The company also boasts of excellent loyalty from its employees. This is a tradition that was created by the company’s founder, Colonel Sander. This devotion of employees has in extent led to the provision of quality services to customers, which include clean and hygiene restaurants, improved customer relations and high quality services, which are served in fast and friendlier manner (Knolmayer et al. 2002, p. 42).
Weaknesses
These are the conditions that are found within the internal structure of a company and have potentials of derailing a company’s progress. KFC has apparently undergone change in ownership as many times as possible. This has in essence led to confusion in the corporate direction of the company.
The company has also been characterized by delays when it comes to adoption and subsequent marketing of new products. For instance, at the time when McDonald’s was developing McChicken, KFC still retained its age old KFC sandwich. Incidentally customers are more likely to be endured to innovative companies than non innovative ones (Hensher 2001, p. 38).
The founder and manager of KFC preferred a laid back approach of management, which served to earn his employees’ devotion to the company. However, when the company was bought by PepsiCo, a more aggressive form of operational management was adopted. These two conflicting cultures of management resulted in confusion of employees. In addition, the sale resulted in a change in the top management of the company. This change altered the operational organization of the company (Hillier & Hillier 2010, p. 71).
Evaluation and Summary
The SWOT analysis has been used to evaluate the effectiveness of the operations management of the KFC. They provide adequate tools and equipments for analyzing the modalities of managing the operations of the company in addition to offering information on areas of key interest.
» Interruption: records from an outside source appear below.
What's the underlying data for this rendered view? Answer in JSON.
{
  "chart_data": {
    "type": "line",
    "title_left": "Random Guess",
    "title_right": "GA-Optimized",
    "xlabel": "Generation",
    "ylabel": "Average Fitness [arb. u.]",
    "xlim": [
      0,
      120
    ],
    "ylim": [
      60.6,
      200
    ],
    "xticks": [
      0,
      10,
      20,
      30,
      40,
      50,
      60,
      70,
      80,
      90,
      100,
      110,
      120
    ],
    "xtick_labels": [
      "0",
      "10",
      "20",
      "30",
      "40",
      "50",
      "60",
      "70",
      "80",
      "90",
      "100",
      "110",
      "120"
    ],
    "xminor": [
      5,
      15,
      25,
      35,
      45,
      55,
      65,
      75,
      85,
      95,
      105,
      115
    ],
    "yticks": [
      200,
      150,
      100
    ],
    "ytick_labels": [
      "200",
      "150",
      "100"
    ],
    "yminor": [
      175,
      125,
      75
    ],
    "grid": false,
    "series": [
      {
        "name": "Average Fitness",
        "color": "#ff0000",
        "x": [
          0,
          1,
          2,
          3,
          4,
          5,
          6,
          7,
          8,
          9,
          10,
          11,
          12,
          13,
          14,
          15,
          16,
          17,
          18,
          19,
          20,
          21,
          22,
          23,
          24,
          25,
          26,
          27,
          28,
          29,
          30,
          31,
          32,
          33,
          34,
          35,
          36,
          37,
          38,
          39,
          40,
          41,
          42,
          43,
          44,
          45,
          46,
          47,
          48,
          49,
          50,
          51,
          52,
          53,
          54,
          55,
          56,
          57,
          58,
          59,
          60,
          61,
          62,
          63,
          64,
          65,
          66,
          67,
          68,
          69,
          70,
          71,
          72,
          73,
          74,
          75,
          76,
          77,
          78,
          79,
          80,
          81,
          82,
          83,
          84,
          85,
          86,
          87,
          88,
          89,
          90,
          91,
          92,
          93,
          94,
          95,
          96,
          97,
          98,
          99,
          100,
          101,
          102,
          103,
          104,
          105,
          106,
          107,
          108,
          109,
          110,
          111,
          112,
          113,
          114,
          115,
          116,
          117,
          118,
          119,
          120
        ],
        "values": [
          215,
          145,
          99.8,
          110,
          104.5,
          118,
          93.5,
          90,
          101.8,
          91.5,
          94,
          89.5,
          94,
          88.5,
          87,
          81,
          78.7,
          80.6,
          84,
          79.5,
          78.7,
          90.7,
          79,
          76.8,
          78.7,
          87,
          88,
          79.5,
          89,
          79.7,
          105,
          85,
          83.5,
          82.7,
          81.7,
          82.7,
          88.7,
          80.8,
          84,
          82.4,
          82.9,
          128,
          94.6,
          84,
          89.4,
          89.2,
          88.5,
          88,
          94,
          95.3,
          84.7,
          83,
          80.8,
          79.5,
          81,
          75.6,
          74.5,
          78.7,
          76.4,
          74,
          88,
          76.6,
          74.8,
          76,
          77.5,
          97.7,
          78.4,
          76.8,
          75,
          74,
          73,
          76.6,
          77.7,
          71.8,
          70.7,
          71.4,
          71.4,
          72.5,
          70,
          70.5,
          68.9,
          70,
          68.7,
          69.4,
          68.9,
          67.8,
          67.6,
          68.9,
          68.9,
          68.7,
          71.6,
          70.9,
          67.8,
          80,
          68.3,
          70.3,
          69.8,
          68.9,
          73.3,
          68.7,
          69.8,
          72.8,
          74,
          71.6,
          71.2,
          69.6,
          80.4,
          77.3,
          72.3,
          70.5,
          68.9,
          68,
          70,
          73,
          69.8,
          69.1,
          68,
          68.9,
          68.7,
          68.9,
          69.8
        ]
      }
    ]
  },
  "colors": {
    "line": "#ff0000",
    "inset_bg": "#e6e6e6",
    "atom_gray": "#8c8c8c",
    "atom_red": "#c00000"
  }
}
From the SWOT analysis, it is evident that the company has undergone a number of transformations in terms of ownership and management. Some of these changes have been accompanied by equal measure of challenges that the company has been able to exploit for its own benefit. Others however have brought with them outstanding threats that calls for fresh thoughts and approaches in decision making (Lewis & Slack 2003, p. 69).
One important oversees investment destination for KFC is the Mexico. This is attributed to the fact that it has minimal competition, high customer base, favorable exchange rates due to the devaluation of the of the peso and low labor costs. However, these are not conditions which are permanent. A change in any or all of these conditions might result in subsequent disruptions in the operations of the KFC. It is against this backdrop that KFC should explore other market destinations and seek other strategic alternatives.